Entosis may also be "a way for a tumor cell to escape recognition by chemotherapeutic drugs or the immune system" by hiding out inside another cell, says Maureen Murphy, a molecular biologist at Fox Chase Cancer Center in Philadelphia, Pennsylvania. That may explain why not all cells die during entosis.

Craig Thompson, a cancer biologist at the University of Pennsylvania, is more skeptical. The fact that some cells survive entosis, he says, suggests it isn't a very effective process for suppressing tumors and raises concern that it may be a phenomenon that primarily occurs in the lab rather than in the body.

Published November 30, 2007 in the journal Cell.

UV Light May Offer "Double Whammy" For Killing Tumors

Using ultraviolet light may one day offer a "double whammy" to kill cancer cells by focusing antibody-based drugs on the tumor surface, triggering the body's own defenses to eliminate tumors.

In two studies with mice, a British team cloaked antibodies - the immune system proteins that tag germs and cancer cells for elimination - with an organic oil that blocked them from reacting until illuminated with ultraviolet light.

The researchers used engineered immune system proteins, called monoclonal antibodies, made to home in on proteins known to be overactive in tumor cells.

When the light unblocked the organic coating cloaking the antibodies, the antibodies switched on and attracted killer T-cells to attack the tumor, said Colin Self, a researcher at Newcastle University, who leads the work with Dr Stephen Thompson.

The technique can help prevent damage to healthy tissue because the antibodies lie dormant in the body until lit up.

"What happens in cancer is the body can't mount a response to cure cancer," he said. "This is a way of waking the system up. The antibodies will have their local effect but the hope in all of this is you are bringing in the whole immune system."

So far there are about 20 approved monoclonal antibody-based drugs used to fight cancer and other diseases. The technique could work with any of these to fight a whole range of cancers, so long as doctors are able to find a way to shine a light on the tumors, Self said.

"You are getting a double whammy," he said. "A stronger effect and you can direct the antibody."

While the studies show promise, the technique is years away for human use and faces a long regulatory road and tough clinical trials before any approval, said David Glover, an independent pharmaceutical consultant. "There are a lot of hurdles ahead," Glover told a news conference. "We do not want people to think there is a magic bullet right around the corner.
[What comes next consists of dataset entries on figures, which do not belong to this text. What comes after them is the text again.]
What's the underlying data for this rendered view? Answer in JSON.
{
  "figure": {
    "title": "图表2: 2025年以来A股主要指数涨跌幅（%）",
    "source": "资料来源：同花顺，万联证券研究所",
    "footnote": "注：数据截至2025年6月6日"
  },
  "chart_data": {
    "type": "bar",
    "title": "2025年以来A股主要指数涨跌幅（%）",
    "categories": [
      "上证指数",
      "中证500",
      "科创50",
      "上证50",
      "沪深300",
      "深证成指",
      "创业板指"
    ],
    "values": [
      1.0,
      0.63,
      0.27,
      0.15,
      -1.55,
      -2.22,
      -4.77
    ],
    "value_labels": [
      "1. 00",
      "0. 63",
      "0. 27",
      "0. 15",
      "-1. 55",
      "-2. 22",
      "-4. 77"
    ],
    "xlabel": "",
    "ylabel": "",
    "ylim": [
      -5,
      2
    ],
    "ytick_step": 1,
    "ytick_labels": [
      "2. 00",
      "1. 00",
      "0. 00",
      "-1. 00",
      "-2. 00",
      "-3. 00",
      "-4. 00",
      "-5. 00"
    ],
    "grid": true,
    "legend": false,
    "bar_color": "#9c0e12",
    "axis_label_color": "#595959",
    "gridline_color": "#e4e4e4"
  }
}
The next step is initial clinical trials in skin cancer patients, which Self said he hoped to begin early in 2008 provided he could find funding for the research.
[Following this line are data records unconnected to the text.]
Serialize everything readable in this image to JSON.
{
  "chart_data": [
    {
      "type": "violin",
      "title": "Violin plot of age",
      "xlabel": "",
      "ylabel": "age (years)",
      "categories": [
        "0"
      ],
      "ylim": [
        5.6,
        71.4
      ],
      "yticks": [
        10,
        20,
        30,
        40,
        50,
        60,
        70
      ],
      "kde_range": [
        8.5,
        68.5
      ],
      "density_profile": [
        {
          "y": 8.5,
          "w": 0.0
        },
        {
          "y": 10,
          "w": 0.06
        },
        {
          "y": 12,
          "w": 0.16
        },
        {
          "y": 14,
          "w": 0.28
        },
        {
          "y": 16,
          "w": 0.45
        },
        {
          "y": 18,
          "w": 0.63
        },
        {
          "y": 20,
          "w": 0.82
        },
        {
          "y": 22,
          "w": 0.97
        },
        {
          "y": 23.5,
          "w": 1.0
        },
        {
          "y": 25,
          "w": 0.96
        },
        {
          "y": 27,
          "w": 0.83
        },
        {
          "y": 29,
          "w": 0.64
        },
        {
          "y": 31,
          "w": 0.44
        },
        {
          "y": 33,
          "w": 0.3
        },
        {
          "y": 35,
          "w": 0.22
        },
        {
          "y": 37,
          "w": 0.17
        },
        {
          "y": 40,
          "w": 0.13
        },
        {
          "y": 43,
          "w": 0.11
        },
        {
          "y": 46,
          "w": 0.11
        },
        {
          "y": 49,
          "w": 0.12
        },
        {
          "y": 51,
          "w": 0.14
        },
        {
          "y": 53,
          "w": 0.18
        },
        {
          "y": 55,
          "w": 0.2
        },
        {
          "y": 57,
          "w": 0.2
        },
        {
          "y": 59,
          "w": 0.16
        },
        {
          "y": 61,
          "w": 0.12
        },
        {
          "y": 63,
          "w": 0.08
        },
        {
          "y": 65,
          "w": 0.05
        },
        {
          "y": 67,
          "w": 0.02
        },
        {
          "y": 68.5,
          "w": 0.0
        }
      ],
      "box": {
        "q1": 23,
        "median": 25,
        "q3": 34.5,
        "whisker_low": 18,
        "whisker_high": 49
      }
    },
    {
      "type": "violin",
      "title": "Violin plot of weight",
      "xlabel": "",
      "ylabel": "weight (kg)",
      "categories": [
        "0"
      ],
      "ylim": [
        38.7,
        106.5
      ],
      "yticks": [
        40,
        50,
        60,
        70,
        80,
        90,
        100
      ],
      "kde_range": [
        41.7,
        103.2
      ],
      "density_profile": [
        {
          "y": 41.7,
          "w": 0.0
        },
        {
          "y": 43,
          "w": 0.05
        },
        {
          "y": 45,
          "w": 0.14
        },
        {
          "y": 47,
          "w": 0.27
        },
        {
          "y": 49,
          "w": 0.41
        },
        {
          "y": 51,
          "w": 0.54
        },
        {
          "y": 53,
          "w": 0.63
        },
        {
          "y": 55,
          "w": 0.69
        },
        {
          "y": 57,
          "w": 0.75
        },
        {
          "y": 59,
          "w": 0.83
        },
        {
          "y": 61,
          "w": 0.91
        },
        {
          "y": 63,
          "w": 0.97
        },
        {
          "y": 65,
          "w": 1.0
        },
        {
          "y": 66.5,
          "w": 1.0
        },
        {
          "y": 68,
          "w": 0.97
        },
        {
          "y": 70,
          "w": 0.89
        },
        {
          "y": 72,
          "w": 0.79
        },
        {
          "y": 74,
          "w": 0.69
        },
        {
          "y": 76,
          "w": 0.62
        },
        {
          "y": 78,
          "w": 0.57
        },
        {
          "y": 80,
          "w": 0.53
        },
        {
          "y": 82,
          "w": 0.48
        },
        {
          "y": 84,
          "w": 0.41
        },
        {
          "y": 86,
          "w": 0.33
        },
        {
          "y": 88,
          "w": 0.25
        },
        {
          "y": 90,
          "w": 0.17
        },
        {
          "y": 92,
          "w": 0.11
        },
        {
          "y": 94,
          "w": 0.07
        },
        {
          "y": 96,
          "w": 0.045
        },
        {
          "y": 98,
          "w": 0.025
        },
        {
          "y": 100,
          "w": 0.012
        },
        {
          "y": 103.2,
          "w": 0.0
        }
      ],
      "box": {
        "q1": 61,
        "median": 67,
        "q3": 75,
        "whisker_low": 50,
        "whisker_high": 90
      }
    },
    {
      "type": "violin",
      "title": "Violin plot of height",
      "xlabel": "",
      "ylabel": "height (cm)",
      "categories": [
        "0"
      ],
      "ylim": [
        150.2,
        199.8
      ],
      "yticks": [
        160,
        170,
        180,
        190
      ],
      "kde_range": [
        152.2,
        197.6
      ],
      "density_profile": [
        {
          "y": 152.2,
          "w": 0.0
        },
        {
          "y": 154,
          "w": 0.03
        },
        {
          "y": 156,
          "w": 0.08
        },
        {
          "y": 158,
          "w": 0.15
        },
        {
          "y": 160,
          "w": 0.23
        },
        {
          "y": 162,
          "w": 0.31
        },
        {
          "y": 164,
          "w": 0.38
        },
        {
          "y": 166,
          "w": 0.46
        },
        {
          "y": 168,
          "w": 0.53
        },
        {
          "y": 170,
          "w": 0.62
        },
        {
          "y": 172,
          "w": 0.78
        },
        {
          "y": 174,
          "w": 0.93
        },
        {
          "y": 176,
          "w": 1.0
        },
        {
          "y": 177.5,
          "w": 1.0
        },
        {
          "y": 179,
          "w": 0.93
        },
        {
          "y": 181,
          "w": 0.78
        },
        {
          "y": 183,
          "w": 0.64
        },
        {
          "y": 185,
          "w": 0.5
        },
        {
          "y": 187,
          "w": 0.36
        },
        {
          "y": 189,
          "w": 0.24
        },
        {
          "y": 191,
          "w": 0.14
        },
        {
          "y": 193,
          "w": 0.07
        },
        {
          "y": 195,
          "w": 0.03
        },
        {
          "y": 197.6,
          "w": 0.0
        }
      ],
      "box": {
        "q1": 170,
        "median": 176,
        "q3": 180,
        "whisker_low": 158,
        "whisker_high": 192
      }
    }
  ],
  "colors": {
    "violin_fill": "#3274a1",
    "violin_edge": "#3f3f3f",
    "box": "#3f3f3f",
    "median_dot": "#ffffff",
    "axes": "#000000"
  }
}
Published November 30, 2007 in the journal ChemMedChem.

Picking the Rotten Fruit of Cancer Cells

Cancer cells, like ripe fruit, are much softer than healthy cells, a finding that could help doctors diagnose tumors and figure out which might be the deadliest.

Researchers used a nanotechnology device called an Atomic Force Microscope that allowed them to give a little poke to healthy cells and cancerous cells that have spread from the original site of tumors.

Cancer cells taken from people with pancreatic, breast and lung tumors were more than 70 percent softer than benign cells.

"The bottom line is now we can feel the cancer cells with this technology, in addition to looking at them and analyzing them in a molecular way," says Jianyu Rao of the Jonsson Cancer Center at the University of California at Los Angeles.

The technique may represent a new method for detecting cancer, particularly in cells from body cavity fluids for which conventional diagnostic methods miss about 30 percent of cases.

If this fluid could be swiftly and accurately tested for the presence of cancer cells, doctors could make better decisions about how aggressively a patient should be treated or if any treatment is appropriate at all, the researchers said.

Published October, 2007 in the journal Nature Nanotechnology.